Explanation of Responses:

* If the form is filed by more than one reporting person, see Instruction 4(b)(v).
** Intentional misstatements or omissions of facts constitute Federal Criminal Violations. See 18 U.S.C. 1001 and 15 U.S.C. 78ff(a).
(1) Based on actual achievement for the one-year performance period, the recipient was issued 194.6% of the market stock units ("MSUs") which vested as of December 31, 2016.
(2) The shares were sold pursuant to pre-established trading instructions solely to satisfy tax withholding obligations in connection with the partial vesting of previously granted MSUs.
(3) The reporting person transferred 18,534 shares of the Issuer's common stock into the Mendel Trust dated October 14, 2011 since the reporting person last filed a Form 4 with the Securities and Exchange Commission.
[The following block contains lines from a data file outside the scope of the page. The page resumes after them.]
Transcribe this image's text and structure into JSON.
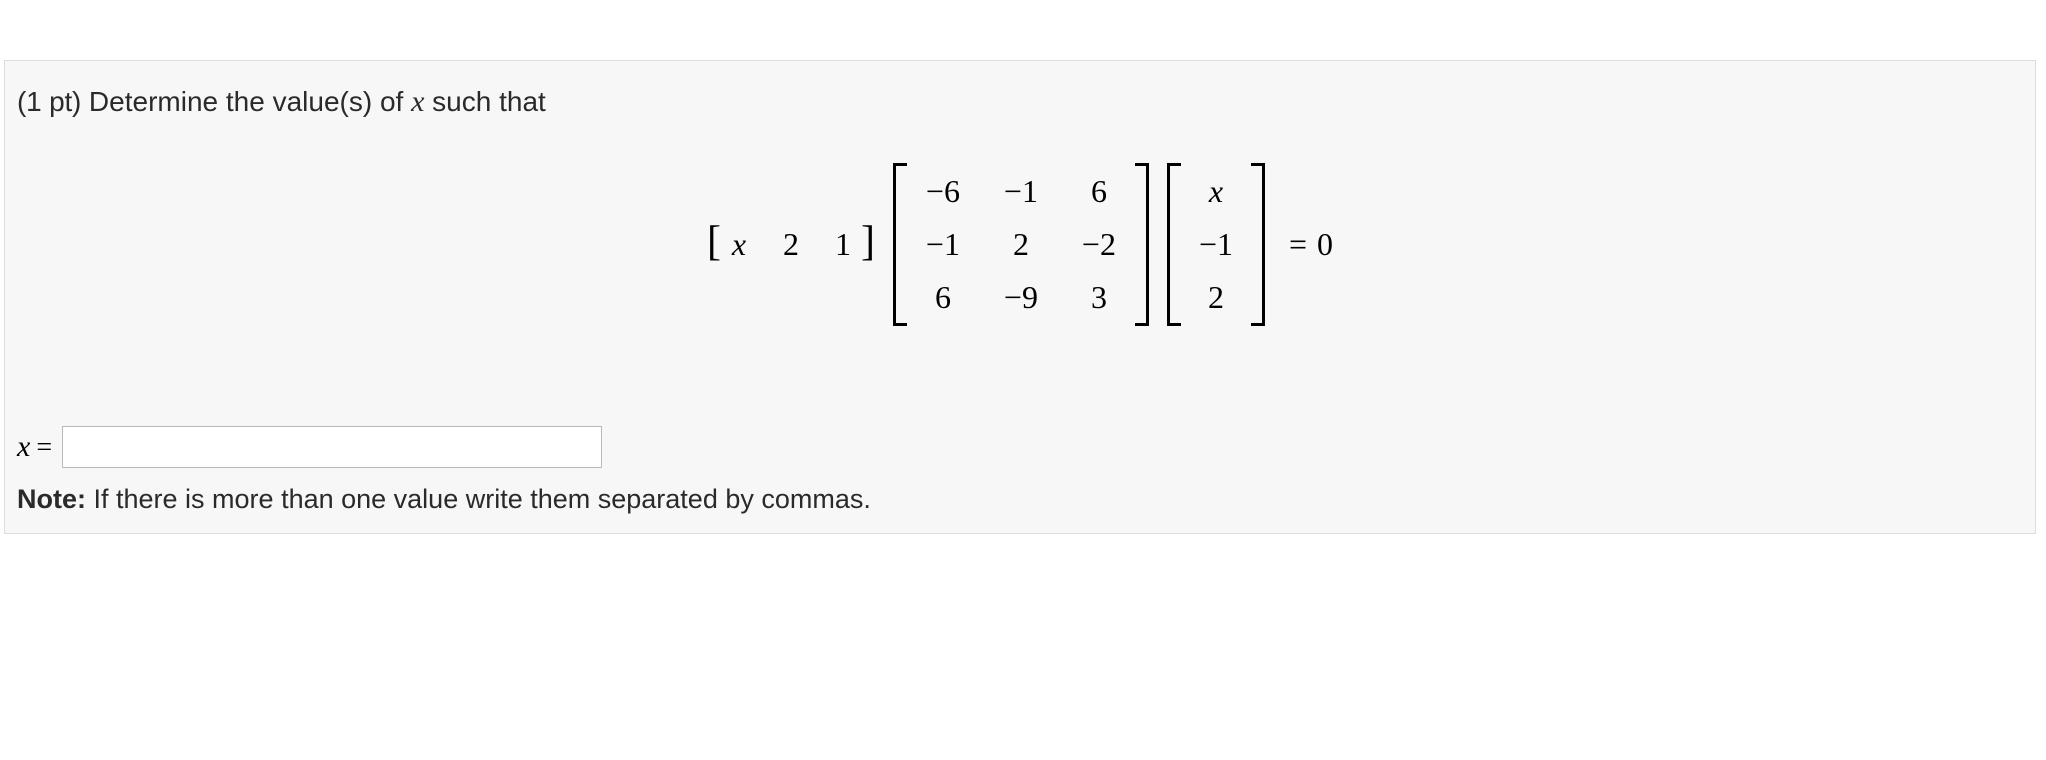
{
  "problem": {
    "points_prefix": "(1 pt)",
    "prompt_before_var": " Determine the value(s) of ",
    "variable": "x",
    "prompt_after_var": " such that"
  },
  "equation": {
    "row_vector": [
      "x",
      "2",
      "1"
    ],
    "matrix": [
      [
        "−6",
        "−1",
        "6"
      ],
      [
        "−1",
        "2",
        "−2"
      ],
      [
        "6",
        "−9",
        "3"
      ]
    ],
    "col_vector": [
      "x",
      "−1",
      "2"
    ],
    "equals": "=",
    "rhs": "0"
  },
  "answer": {
    "label_var": "x",
    "label_eq": "=",
    "value": ""
  },
  "note": {
    "bold": "Note:",
    "text": " If there is more than one value write them separated by commas."
  }
}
(4) Mr. Mendel is the trustee of Mendel Trust and has voting and dispositive power with respect to these shares. Mr. Mendel disclaims beneficial ownership except to the extent of his pecuniary interest therein.
(5) Each MSU represents the contingent right to receive, following vesting, between 0% and 200% of one share of the Issuer's common stock, subject to the level of achievement of applicable performance conditions. The resulting number of shares acquired upon vesting of the MSUs, if any, is based on the Issuer's total shareholder return for each performance period as compared to the Nasdaq Composite Index.
(6) The MSUs vest in three equal installments, on each of December 31, 2015, December 31, 2016, and December 31, 2017; provided that, at the end of the second and third annual performance periods, the Reporting Person is eligible to receive any shares that were not earned in the first and second annual performance periods to the extent that the Issuer's two-year or three-year total shareholder return, as applicable, exceeds the prior performance results as compared to the Nasdaq Composite Index.
(7) The MSUs vest in three equal installments, on each of December 31, 2016, December 31, 2017, and December 31, 2018; provided that, at the end of the second and third annual performance periods, the Reporting Person is eligible to receive any shares that were not earned in the first and second annual performance periods to the extent that the Issuer's two-year or three-year total shareholder return, as applicable, exceeds the prior performance results as compared to the Nasdaq Composite Index.